In the archaeology of Taiwan, a sarcophagus is a megalithic monument that is carved with a rectangular groove. They are distributed around eastern Taiwan and are significant relics of the megalith culture.

They can be divided into movable and unmovable ones. Movable sarcophagus are carved with a giant bulk of stone, while the unmovable ones are directly carved on the laccolith. Square- or strip-like bulges can be seen on the outside of some movable sarcophagus. The grooves of most sarcophagus have holes penetrating to the outer side of the bulk. Currently, sarcophagus have been unearthed in Hsinshe Site, Kung Hsia Site, Fengpin Site, and Taipalang Site in Hualien County, as well as Chankuang Site, Chilunshan Site, Chiatsouwan Site, Paishoulien Site, Chilin Site, Papien Site, Heping Site, and Tulan Site in Taitung County

Although they are often called “stone coffin” in their Chinese name, the sarcophagus are called so simply because of an intuitive observation on their shape.
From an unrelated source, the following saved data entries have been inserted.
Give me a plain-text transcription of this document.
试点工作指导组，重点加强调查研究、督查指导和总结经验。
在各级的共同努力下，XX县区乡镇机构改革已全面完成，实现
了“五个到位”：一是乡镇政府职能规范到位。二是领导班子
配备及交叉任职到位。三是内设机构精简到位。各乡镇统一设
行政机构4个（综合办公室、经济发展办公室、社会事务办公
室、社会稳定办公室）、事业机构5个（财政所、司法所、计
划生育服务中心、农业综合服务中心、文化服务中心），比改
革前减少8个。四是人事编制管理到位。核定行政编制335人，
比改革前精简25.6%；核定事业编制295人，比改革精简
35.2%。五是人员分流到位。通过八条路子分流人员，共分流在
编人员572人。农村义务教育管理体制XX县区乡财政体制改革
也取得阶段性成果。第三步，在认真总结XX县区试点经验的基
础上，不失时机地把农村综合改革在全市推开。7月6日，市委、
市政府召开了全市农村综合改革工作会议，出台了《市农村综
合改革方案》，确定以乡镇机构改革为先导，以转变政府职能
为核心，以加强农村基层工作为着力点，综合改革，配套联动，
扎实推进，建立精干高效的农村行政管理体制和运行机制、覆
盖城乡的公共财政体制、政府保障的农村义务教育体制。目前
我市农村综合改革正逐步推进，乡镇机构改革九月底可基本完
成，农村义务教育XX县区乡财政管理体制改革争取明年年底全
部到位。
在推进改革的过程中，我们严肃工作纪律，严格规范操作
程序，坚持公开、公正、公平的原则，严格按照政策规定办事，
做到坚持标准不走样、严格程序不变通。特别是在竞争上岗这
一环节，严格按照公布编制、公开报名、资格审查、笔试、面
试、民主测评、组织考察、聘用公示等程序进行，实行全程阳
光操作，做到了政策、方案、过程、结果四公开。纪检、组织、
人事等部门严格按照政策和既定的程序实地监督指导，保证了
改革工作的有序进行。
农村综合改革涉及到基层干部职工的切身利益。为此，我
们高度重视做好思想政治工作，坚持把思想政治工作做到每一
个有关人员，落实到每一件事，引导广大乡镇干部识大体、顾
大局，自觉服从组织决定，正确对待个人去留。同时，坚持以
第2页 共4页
In reality, their function is not yet confirmed. No skeletons or other objects related to the funeral have been found. Aside from coffins, based on the holes in the grooves, they might also serve as tanks for water storage, with the holes discharging the water. Still, most people think that they have something to do with rituals or ceremonies. Recently, it is also discovered that the Amis (Pangcah) people living in eastern Taiwan have been re-using the sarcophagus by fragmenting it to pray for the rain.